Seminar IV: Quantitative Analysis

T-test and Regression

T-tests
A t-test is used to determine whether or not there is a statistically significant difference in two means.

Certain assumptions are made for a t-test to be valid:

  • Random samples - were the data collected as random samples that represent the larger population?
  • Values are normally distributed - there is no indication the values are skewed in any way. (this is testable)
  • Scores have the same variance – how far are the values spread from the average?

Interpretation of results:

Do you think that the means of these two groups are different? Yes, they are. Do you think they are ‘significantly’ different? To know that, we will need to do a t-test using the original data.
group mean
Group A 23.6
Group B 24.2

Your main focus in the results of the t-test is the p-value which represents “the probability of observing a sample statistic that is at least as extreme as your sample statistic when you assume that the null hypothesis is true.” Source

Take home: If you get a high p-value (over 0.05 usually), your results are consistent with the null hypothesis and you can say you ‘do not reject the null hypothesis.’ If, however, your results give you a low p-value (<0.05 typically), you should reject the null hypothesis in favor of the alternative hypothesis.
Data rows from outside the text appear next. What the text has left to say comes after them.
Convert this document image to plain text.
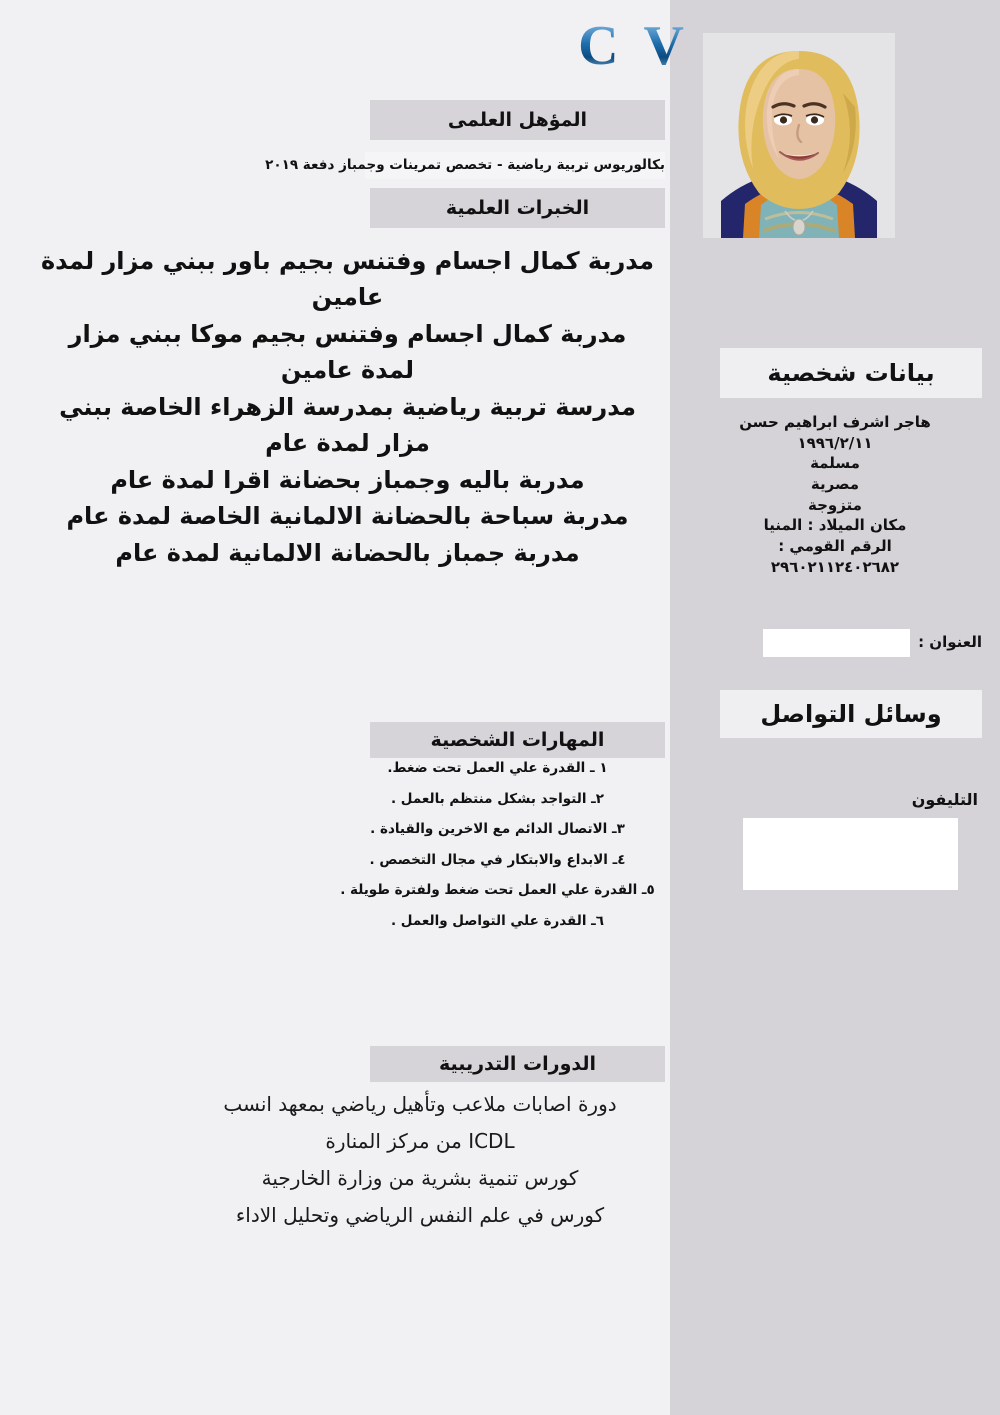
بيانات شخصية
هاجر اشرف ابراهيم حسن
١٩٩٦/٢/١١
مسلمة
مصرية
متزوجة
مكان الميلاد : المنيا
الرقم القومي :
٢٩٦٠٢١١٢٤٠٢٦٨٢
العنوان :
وسائل التواصل
التليفون
C V
المؤهل العلمى
بكالوريوس تربية رياضية - تخصص تمرينات وجمباز دفعة ٢٠١٩
الخبرات العلمية
مدربة كمال اجسام وفتنس بجيم باور ببني مزار لمدة عامين
مدربة كمال اجسام وفتنس بجيم موكا ببني مزار لمدة عامين
مدرسة تربية رياضية بمدرسة الزهراء الخاصة ببني مزار لمدة عام
مدربة باليه وجمباز بحضانة اقرا لمدة عام
مدربة سباحة بالحضانة الالمانية الخاصة لمدة عام
مدربة جمباز بالحضانة الالمانية لمدة عام
المهارات الشخصية
١ ـ القدرة علي العمل تحت ضغط.
٢ـ التواجد بشكل منتظم بالعمل .
٣ـ الاتصال الدائم مع الاخرين والقيادة .
٤ـ الابداع والابتكار في مجال التخصص .
٥ـ القدرة علي العمل تحت ضغط ولفترة طويلة .
٦ـ القدرة علي التواصل والعمل .
الدورات التدريبية
دورة اصابات ملاعب وتأهيل رياضي بمعهد انسب
ICDL من مركز المنارة
كورس تنمية بشرية من وزارة الخارجية
كورس في علم النفس الرياضي وتحليل الاداء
These results indicate that there is an effect and a statistically significant difference in your observations.

So, p > 0.05, there is no difference; p < 0.05, there is a difference.

Consider the means above in the table. If the p-value from a t-test was 0.037, what would you conclude?

Correlation
This is a simple test to determine the extent to which two continuous variables are related. A value close to 1 suggests the relationship is approximately linear. A negative sign suggests that as one variable increases, the other decreases.

Linear Regression
This analysis generates a model that approximates your observed data. Essentially, you get a formula that can be used to predict values. There are other non-linear types of regression we will not cover. Be careful when modeling non-linear data! Sometimes scientists ‘correct’ non-linear data into a linear form to be able to model the data trend more easily. This is especially common with biological data.

Interpretation of results: You will hear talk of independent and dependent variables. In linear regression, the p-value for each of your independent variables “tests the null hypothesis that the variable has no correlation with the dependent variable.” Source

Example: You and your classmates study for an exam but you all study for different lengths of time. You find out that students that study more tend to get better grades. In this case your formula might look like GRADES = HOURS*X + k where k is some intercept. The variable HOURS is the independent variable and grades is the dependent variable. Your null hypothesis would state that ‘hours’ has no relationship with ‘grades’. If you get a low p-value, you would reject this idea and claim that the length of study time DOES have a relationship with student grades. The p-value in a regression works similarly to that in other tests but be careful how you interpret results.

## 
## Call:
## lm(formula = sy ~ x)
## 
## Residuals:
##     Min      1Q  Median      3Q     Max 
## -41.563 -19.981   0.469  20.345  38.645 
## 
## Coefficients:
##             Estimate Std. Error t value Pr(>|t|)    
## (Intercept)  5.03007    4.76156   1.056    0.293    
## x            1.97103    0.08227  23.959   <2e-16 ***
## ---
## Signif. codes:  0 '***' 0.001 '**' 0.01 '*' 0.05 '.' 0.1 ' ' 1
## 
## Residual standard error: 24.1 on 99 degrees of freedom
## Multiple R-squared:  0.8529, Adjusted R-squared:  0.8514 
## F-statistic:   574 on 1 and 99 DF,  p-value: < 2.2e-16

What is our null hypothesis for this situation again? It is that study hours has no relationship with grades. What is the p-value for the independent variable ‘x’ (the study hours)? Can we reject the null hypothesis? What then can we conclude? Does this conclusion match up with the visual results we see in the plot?

Hands-on Analysis

This activity is set up for you to complete a t-test to compare means of two groups and to determine a function that can be used to predict data points using existing data values.

Please open RStudio Cloud and navigate to the materials for Seminar 4. We will work through these activities together.